Tabitha was nowhere to be seen when the boys made their way inside. Thomas smiled. “Good evening.”
“Evening,” Hunter said. “We need to pay for some gas.”
“I’m so sorry. I’m afraid our pump is dry for the night. We’ve been told to expect a delivery—”
Hunter tilted his head. “ ‘We’?”
“Yes. My sister and my… myself.” Thomas seemed anxious, his patter falling flat. His hand twitched across the desk. He toyed with the heavy fountain pen. “She’s in her room. Not feeling well.”
They heard footsteps on the porch. Kyla arrived, followed a moment later by Fernanda, and she gave Ethan a single alarmed look, a brief widening of the eyes.
Something else was wrong.
Thomas certainly seemed bothered. There was an edge in his voice as he said, “What is it?”
“We need some soap. There’s none in our room.”
“Of course there is. I left it with the towels not twenty minutes before you arrived.”
Kyla shrugged. “I looked high and low. Can you just grab us some more?”
Thomas spent an age behind the desk, turning a scowl from Ethan to Kyla long enough for Ethan to fear the man might be about to spoil everything. Hunter watched it all with curiosity. So, too, did Fernanda.
Finally, Thomas said, “I’ll just be a moment.”
When the man headed out the door, Ethan turned to the fireplace and discovered a second surprise: the stone eggs that had rested on the fire’s mantelpiece on every other evening were, now, nowhere to be seen.
Hunter said to the girls, “Thanks for the ride.”
There was a hard flatness in his voice. A dangerous edge.
Kyla and Fernanda hesitated a moment near the door.
Hunter went on. “I’m surprised to still see y’all here. You were in an awful fucking hurry.”
Fernanda said, “I apologize. We were dangerously low on fuel. We were afraid the car might not even make it this far.”
“And look at all the good that did you.”
“I get it,” Ethan said, just as he had the first time they’d all met. “It’s dangerous out here. There’s no telling what kind of people could be looking for a ride.”
Kyla came to warm herself near the fire. Near Ethan.
“For what it’s worth, I felt bad about it. I’m sorry.”
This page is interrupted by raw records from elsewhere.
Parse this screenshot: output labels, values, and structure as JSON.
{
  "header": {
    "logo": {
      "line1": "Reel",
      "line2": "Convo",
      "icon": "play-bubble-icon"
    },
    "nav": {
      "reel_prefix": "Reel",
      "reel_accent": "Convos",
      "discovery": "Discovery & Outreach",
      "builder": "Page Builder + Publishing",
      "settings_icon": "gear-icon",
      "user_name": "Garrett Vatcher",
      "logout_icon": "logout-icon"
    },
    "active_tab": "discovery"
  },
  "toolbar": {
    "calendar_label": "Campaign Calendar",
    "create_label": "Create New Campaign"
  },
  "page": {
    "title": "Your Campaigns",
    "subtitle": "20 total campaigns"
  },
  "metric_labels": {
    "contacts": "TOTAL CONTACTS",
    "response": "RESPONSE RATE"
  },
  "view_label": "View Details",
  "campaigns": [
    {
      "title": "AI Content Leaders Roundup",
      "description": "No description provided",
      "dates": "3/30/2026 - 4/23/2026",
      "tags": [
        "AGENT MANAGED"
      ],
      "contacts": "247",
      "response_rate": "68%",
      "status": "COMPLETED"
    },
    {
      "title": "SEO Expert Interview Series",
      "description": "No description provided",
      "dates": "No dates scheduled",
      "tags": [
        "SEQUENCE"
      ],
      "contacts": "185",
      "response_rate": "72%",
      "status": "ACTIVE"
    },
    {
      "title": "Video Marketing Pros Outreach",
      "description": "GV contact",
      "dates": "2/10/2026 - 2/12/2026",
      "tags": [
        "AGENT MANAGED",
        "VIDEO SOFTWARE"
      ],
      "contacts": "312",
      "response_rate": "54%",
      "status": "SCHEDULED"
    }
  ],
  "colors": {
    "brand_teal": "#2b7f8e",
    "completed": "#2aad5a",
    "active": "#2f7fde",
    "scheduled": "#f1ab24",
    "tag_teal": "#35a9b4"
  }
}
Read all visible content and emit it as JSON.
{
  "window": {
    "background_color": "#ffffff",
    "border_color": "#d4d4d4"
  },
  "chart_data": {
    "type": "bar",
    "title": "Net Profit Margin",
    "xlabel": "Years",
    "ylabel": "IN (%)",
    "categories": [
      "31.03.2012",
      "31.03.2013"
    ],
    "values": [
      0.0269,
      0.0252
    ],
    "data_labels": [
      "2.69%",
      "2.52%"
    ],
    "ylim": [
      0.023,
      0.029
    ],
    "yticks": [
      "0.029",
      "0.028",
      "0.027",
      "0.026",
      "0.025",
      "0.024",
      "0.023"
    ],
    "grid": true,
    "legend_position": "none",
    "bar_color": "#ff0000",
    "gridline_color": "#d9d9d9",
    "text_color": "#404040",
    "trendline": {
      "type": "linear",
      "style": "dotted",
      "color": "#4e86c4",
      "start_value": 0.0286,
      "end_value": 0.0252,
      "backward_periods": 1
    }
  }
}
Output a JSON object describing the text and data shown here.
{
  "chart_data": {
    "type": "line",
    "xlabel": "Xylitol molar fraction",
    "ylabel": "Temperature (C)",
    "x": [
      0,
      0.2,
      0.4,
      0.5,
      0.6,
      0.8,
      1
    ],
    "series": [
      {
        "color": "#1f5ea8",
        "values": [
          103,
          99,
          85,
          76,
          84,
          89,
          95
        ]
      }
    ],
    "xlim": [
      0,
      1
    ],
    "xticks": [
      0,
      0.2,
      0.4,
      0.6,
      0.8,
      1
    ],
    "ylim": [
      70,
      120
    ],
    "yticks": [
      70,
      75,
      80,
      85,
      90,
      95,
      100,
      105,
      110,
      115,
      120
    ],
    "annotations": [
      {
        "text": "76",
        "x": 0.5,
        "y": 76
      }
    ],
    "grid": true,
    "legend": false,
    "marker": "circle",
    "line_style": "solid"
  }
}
Their backs to the others, Kyla flashed Ethan a glimpse of something concealed in the pocket of her jacket: a bar of soap, no doubt swiped from her bathroom.
Her eyes scanned the junk on the mantel.
She was looking for the eggs, too, and no doubt trying to avoid the same frightening conclusions as Ethan.
“Is it true what the man said?” Ethan asked, trying not to sound robotic as his mind moved in a dozen other directions. “That the pump here’s out of fuel?”
“I tried it myself,” Kyla said casually, though that fear was back in her eyes. “An hour ago, when we got here, I didn’t believe him. I went and squeezed the pump. It’s bone-dry.”
“Why didn’t you believe him?” Hunter said.
“I don’t know.”
Ethan was worried for Tabitha. Whatever Thomas was doing here, his sister wouldn’t have gone along with it. Not willingly.
Ethan remembered the explosion in the cafe last night.
He remembered Jack Allen saying, I will become a god in truth.
They didn’t have time to be bothered for long.
There was creak from the porch outside, the shape of a body passing by the frosted window, but it wasn’t Thomas who stepped into the office.
It was a woman in her late thirties, with tan skin and very dark hair tied back in a ponytail.
She wore the kind of comfortable outerwear a well-off traveler would take on a camping trip: tall brown leather riding boots, gray cashmere sweater, black vest trimmed with fox fur.
A camera hung around her neck. It looked expensive.
A large knife in a leather sheath rode on her hip.
It was Sarah Powers.
“Afternoon,” she said. “Y’all out of gas too?”
Only Ethan replied. He nodded carefully toward the parking lot. He said, “That’s your Rover?”
“It is. I can’t believe I ran dry. I thought I’d left Stockton with a full tank.”
Sarah took a few steps toward the coffee maker in the corner, rubbing her hands.
Ethan knew he only had a moment. While the others were distracted, he looked to Kyla, met her eyes, mouthed, Wait for me.
She nodded.
Sarah Powers hesitated in mid-step. She looked at Ethan as she walked past, looked at him again.
“I’m sorry,” she said. “But is your last name Cross? This is going to sound crazy, but I think I knew your mother.”